README.md · Unbabel/gec-t5_small at 80b119ab23d4ad305ae656d8362018afee218446

This model is an implementation of the paper A Simple Recipe for Multilingual Grammatical Error Correction from Google where they report the State of the art score in the task of Grammatical Error Correction (GEC). We implement the version with the T5-small with the reported F_0.5 score in the paper (60.70).

In order to use the model, look at the following snippet:

from transformers import T5ForConditionalGeneration, T5Tokenizer

model = T5ForConditionalGeneration.from_pretrained("Unbabel/gec-t5_small")
tokenizer = T5Tokenizer.from_pretrained('t5-small')

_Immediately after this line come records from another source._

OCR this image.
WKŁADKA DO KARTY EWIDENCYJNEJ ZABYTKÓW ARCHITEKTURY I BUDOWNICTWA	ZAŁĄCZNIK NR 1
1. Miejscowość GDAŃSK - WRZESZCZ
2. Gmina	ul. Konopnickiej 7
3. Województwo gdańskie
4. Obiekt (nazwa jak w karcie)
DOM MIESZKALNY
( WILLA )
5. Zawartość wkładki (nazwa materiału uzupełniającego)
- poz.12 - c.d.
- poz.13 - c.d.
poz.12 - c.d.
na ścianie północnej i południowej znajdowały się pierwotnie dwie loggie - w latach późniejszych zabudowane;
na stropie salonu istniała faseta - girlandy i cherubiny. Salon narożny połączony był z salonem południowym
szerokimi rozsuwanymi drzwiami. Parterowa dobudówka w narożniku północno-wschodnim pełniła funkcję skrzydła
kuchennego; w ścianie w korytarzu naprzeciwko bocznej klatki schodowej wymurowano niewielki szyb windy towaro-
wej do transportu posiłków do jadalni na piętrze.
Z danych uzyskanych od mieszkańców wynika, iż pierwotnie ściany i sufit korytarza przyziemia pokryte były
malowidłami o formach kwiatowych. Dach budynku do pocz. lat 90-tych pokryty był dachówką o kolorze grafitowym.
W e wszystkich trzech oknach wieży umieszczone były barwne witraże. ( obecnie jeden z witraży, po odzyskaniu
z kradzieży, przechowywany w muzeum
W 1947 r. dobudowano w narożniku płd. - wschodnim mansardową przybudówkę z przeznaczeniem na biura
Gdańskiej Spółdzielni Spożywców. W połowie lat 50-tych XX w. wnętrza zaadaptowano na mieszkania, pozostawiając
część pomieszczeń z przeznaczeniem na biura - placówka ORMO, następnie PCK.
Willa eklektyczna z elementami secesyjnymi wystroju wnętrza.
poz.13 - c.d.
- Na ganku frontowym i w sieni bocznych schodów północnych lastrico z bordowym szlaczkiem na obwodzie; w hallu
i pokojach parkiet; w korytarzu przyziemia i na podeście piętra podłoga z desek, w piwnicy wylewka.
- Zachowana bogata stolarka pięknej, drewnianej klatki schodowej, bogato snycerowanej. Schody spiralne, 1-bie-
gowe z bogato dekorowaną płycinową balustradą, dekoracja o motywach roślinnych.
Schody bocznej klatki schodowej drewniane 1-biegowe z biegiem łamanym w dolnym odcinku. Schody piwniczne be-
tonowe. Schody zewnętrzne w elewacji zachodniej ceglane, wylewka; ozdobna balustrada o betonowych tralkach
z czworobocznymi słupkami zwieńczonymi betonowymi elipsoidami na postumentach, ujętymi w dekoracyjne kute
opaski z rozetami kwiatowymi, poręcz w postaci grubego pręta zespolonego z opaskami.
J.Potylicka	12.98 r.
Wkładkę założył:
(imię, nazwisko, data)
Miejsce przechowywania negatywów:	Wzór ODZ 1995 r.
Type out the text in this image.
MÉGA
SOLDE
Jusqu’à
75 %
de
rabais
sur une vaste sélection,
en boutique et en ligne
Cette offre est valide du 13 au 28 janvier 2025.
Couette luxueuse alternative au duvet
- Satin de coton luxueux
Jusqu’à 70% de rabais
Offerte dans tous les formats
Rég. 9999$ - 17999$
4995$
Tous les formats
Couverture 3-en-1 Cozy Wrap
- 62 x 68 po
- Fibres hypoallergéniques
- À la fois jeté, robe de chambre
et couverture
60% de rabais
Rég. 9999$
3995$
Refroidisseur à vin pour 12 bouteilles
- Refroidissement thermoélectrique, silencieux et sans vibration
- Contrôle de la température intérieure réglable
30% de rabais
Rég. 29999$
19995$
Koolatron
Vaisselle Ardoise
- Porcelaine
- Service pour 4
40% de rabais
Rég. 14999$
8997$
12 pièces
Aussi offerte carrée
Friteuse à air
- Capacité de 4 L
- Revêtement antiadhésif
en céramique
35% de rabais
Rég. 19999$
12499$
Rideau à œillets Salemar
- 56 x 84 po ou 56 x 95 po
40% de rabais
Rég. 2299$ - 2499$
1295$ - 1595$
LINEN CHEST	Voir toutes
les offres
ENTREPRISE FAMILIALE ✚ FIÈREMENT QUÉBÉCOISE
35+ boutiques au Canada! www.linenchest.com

sentence = "I like to swimming"
tokenized_sentence = tokenizer('gec: ' + sentence, max_length=128, truncation=True, padding='max_length', return_tensors='pt')
corrected_sentence = tokenizer.decode(
    model.generate(
        input_ids = tokenized_sentence.input_ids,
        attention_mask = tokenized_sentence.attention_mask, 
        max_length=128,
        num_beams=5,
        early_stopping=True,
    )[0],
    skip_special_tokens=True, 
    clean_up_tokenization_spaces=True
)
print(corrected_sentence) # -> I like swimming.